From this perspective, those who bear the responsibility of shaping education policy—and, ideally, of reaching a state pact on education—should begin by attending to their own education. To cultivate it and to embody it in their service to the citizenry ought to be a politician’s first essential task. And yet, what we often witness in Parliament—an institution that presumes to represent the Spanish people—would scandalise schoolteachers and university lecturers alike, were such human interactions to take place in their classrooms. The archives are full of examples that transcend party lines: a brief search would suffice to uncover instances of disrespect, insults, mockery, shouting, betrayal, and countless other behaviours unbecoming of an institution that ought to prioritise education. The opposite of such conduct would be flexibility, the full acceptance of others, an awareness of shared purposes, the respectful exposition of arguments, the acknowledgement of the possible partiality of one’s own ideas, and the readiness to reconsider initial positions—qualities characteristic of men and women who tend to their own education.

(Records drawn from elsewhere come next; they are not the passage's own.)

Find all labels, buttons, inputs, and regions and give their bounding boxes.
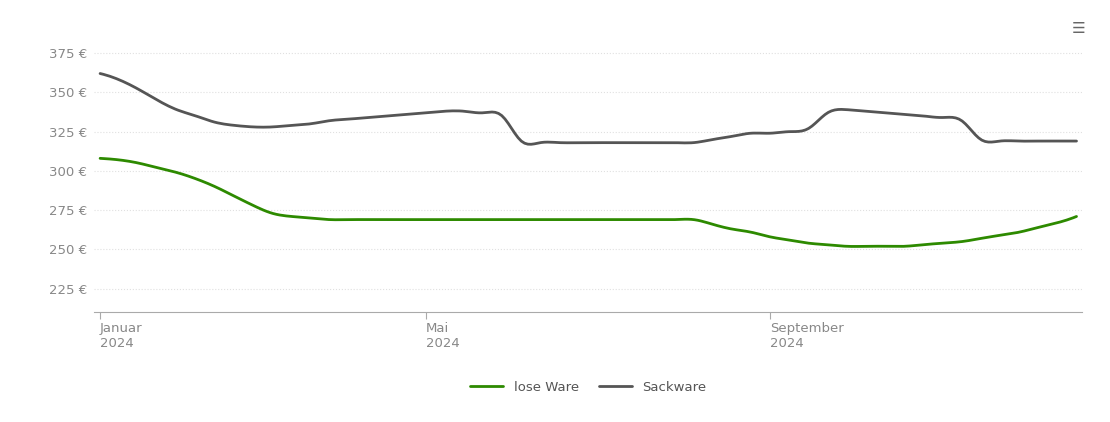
lose Ware	[981, 235, 995, 240]
lose Ware	[675, 217, 688, 222]
Sackware	[525, 142, 538, 147]
Sackware	[1070, 138, 1083, 143]
Sackware	[93, 71, 107, 76]
Sackware	[678, 141, 692, 146]
Legend: lose Ware, Sackware: lose Ware, Sackware	[465, 376, 712, 399]
lose Ware	[692, 218, 705, 223]
Sackware	[981, 140, 995, 145]
lose Ware	[93, 156, 107, 161]
Sackware	[97, 72, 110, 77]
Line: lose Ware: lose Ware	[100, 158, 1077, 246]
Text: ☰: ☰	[1072, 21, 1086, 36]
Sackware	[919, 114, 932, 119]
Line: Sackware: Sackware	[100, 73, 1077, 144]
Sackware	[694, 139, 707, 144]
lose Ware	[848, 244, 861, 249]
Sackware	[675, 140, 688, 145]
lose Ware	[672, 217, 685, 222]
lose Ware	[97, 156, 110, 161]
lose Ware	[1070, 214, 1083, 219]
lose Ware	[919, 242, 932, 247]
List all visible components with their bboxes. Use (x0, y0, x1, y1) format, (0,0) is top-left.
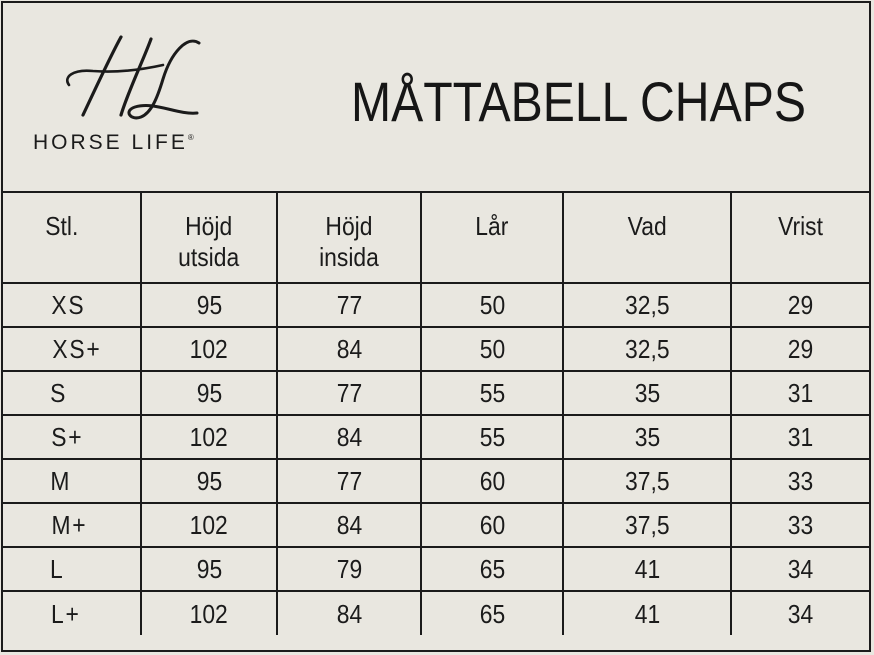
cell-height-outside: 95 (140, 458, 278, 504)
header-calf: Vad (562, 191, 732, 284)
cell-size: M+ (3, 502, 142, 548)
brand-name: HORSE LIFE® (33, 131, 194, 154)
table-row: M 95 77 60 37,5 33 (3, 458, 869, 504)
cell-ankle: 31 (730, 370, 869, 416)
cell-thigh: 65 (420, 590, 564, 635)
hl-monogram-icon (66, 35, 201, 120)
cell-calf: 41 (562, 590, 732, 635)
page-title: MÅTTABELL CHAPS (351, 70, 806, 133)
cell-height-inside: 84 (276, 502, 422, 548)
cell-thigh: 55 (420, 370, 564, 416)
cell-height-inside: 84 (276, 590, 422, 635)
cell-calf: 37,5 (562, 458, 732, 504)
cell-size: S+ (3, 414, 142, 460)
cell-height-outside: 95 (140, 370, 278, 416)
cell-ankle: 33 (730, 458, 869, 504)
table-row: XS 95 77 50 32,5 29 (3, 282, 869, 328)
cell-calf: 41 (562, 546, 732, 592)
table-row: XS+ 102 84 50 32,5 29 (3, 326, 869, 372)
cell-ankle: 34 (730, 590, 869, 635)
table-row: S+ 102 84 55 35 31 (3, 414, 869, 460)
size-table: Stl. Höjd utsida Höjd insida Lår Vad Vrist… (3, 191, 869, 635)
cell-height-inside: 77 (276, 282, 422, 328)
table-header-row: Stl. Höjd utsida Höjd insida Lår Vad Vrist (3, 191, 869, 284)
cell-height-inside: 79 (276, 546, 422, 592)
cell-size: XS (3, 282, 142, 328)
cell-height-outside: 102 (140, 326, 278, 372)
header-size: Stl. (3, 191, 142, 284)
cell-calf: 35 (562, 414, 732, 460)
cell-height-inside: 77 (276, 370, 422, 416)
header-height-outside: Höjd utsida (140, 191, 278, 284)
cell-height-outside: 95 (140, 546, 278, 592)
cell-thigh: 50 (420, 326, 564, 372)
cell-ankle: 29 (730, 282, 869, 328)
cell-thigh: 60 (420, 502, 564, 548)
cell-size: XS+ (3, 326, 142, 372)
cell-ankle: 31 (730, 414, 869, 460)
cell-calf: 37,5 (562, 502, 732, 548)
table-row: L 95 79 65 41 34 (3, 546, 869, 592)
cell-calf: 32,5 (562, 282, 732, 328)
cell-ankle: 33 (730, 502, 869, 548)
cell-size: S (3, 370, 142, 416)
cell-calf: 35 (562, 370, 732, 416)
cell-height-inside: 77 (276, 458, 422, 504)
cell-height-inside: 84 (276, 414, 422, 460)
cell-calf: 32,5 (562, 326, 732, 372)
cell-thigh: 50 (420, 282, 564, 328)
header-ankle: Vrist (730, 191, 869, 284)
cell-ankle: 34 (730, 546, 869, 592)
table-row: M+ 102 84 60 37,5 33 (3, 502, 869, 548)
header-thigh: Lår (420, 191, 564, 284)
cell-ankle: 29 (730, 326, 869, 372)
horse-life-logo: HORSE LIFE® (31, 33, 231, 158)
header: HORSE LIFE® MÅTTABELL CHAPS (3, 3, 869, 193)
cell-thigh: 60 (420, 458, 564, 504)
cell-size: L (3, 546, 142, 592)
cell-size: M (3, 458, 142, 504)
cell-height-outside: 95 (140, 282, 278, 328)
cell-height-outside: 102 (140, 414, 278, 460)
header-height-inside: Höjd insida (276, 191, 422, 284)
cell-height-inside: 84 (276, 326, 422, 372)
table-row: L+ 102 84 65 41 34 (3, 590, 869, 635)
table-row: S 95 77 55 35 31 (3, 370, 869, 416)
cell-thigh: 65 (420, 546, 564, 592)
cell-height-outside: 102 (140, 502, 278, 548)
cell-size: L+ (3, 590, 142, 635)
cell-height-outside: 102 (140, 590, 278, 635)
table-body: XS 95 77 50 32,5 29 XS+ 102 84 50 32,5 29 S 95 77 55 35 3… (3, 282, 869, 635)
cell-thigh: 55 (420, 414, 564, 460)
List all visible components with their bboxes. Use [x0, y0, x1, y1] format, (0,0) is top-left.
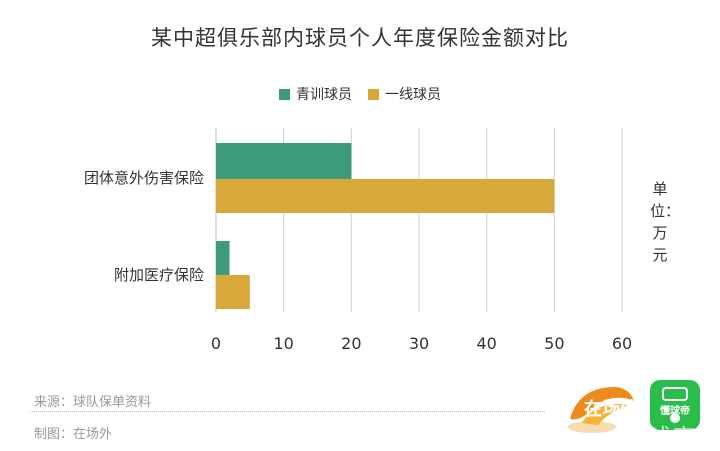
x-tick-label-60: 60 — [612, 334, 632, 353]
dongqiudi-logo-text: 懂球帝 — [660, 406, 690, 417]
bar-first-team-2 — [216, 275, 250, 309]
category-label-1: 团体意外伤害保险 — [84, 169, 204, 187]
category-label-2: 附加医疗保险 — [114, 266, 204, 284]
x-tick-label-30: 30 — [409, 334, 429, 353]
bar-youth-1 — [216, 143, 352, 179]
legend-item-first-team: 一线球员 — [368, 84, 441, 104]
chart-title: 某中超俱乐部内球员个人年度保险金额对比 — [151, 26, 569, 50]
legend-swatch-youth — [279, 88, 290, 100]
legend-item-youth: 青训球员 — [279, 84, 352, 104]
x-tick-label-0: 0 — [211, 334, 221, 353]
dongqiudi-logo-icon: 懂球帝 — [650, 380, 700, 430]
unit-label: 单位：万元 — [650, 180, 681, 264]
x-tick-label-10: 10 — [273, 334, 293, 353]
bar-youth-2 — [216, 241, 230, 275]
x-tick-label-40: 40 — [476, 334, 496, 353]
legend-label-youth: 青训球员 — [296, 87, 352, 103]
author-note: 制图：在场外 — [34, 427, 113, 442]
legend: 青训球员 一线球员 — [0, 84, 720, 104]
legend-label-first-team: 一线球员 — [385, 87, 441, 103]
zaichangwai-logo-text: 在场外 — [584, 398, 638, 420]
bar-first-team-1 — [216, 179, 555, 213]
source-note: 来源：球队保单资料 — [34, 395, 152, 410]
watermark-text: 懂球帝 — [622, 424, 697, 451]
x-tick-label-50: 50 — [544, 334, 564, 353]
x-tick-label-20: 20 — [341, 334, 361, 353]
footer-divider — [30, 411, 545, 412]
legend-swatch-first-team — [368, 88, 379, 100]
zaichangwai-logo-icon: 在场外 — [568, 387, 638, 433]
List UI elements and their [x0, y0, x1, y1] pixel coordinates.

Consequently, the last thing we should be asking for is a state pact on the education system. To do so, when viewed from a truly pedagogical standpoint, is nonsensical—perhaps even deceptive. It might make far more sense to begin, first, with an inner pact of every politician with his or her own education; second, with a pact for education within Parliament itself; and only then, as the natural evolution of the previous two, with a genuine state pact on education. It sounds difficult, and yet it is simple: one need only put first things first.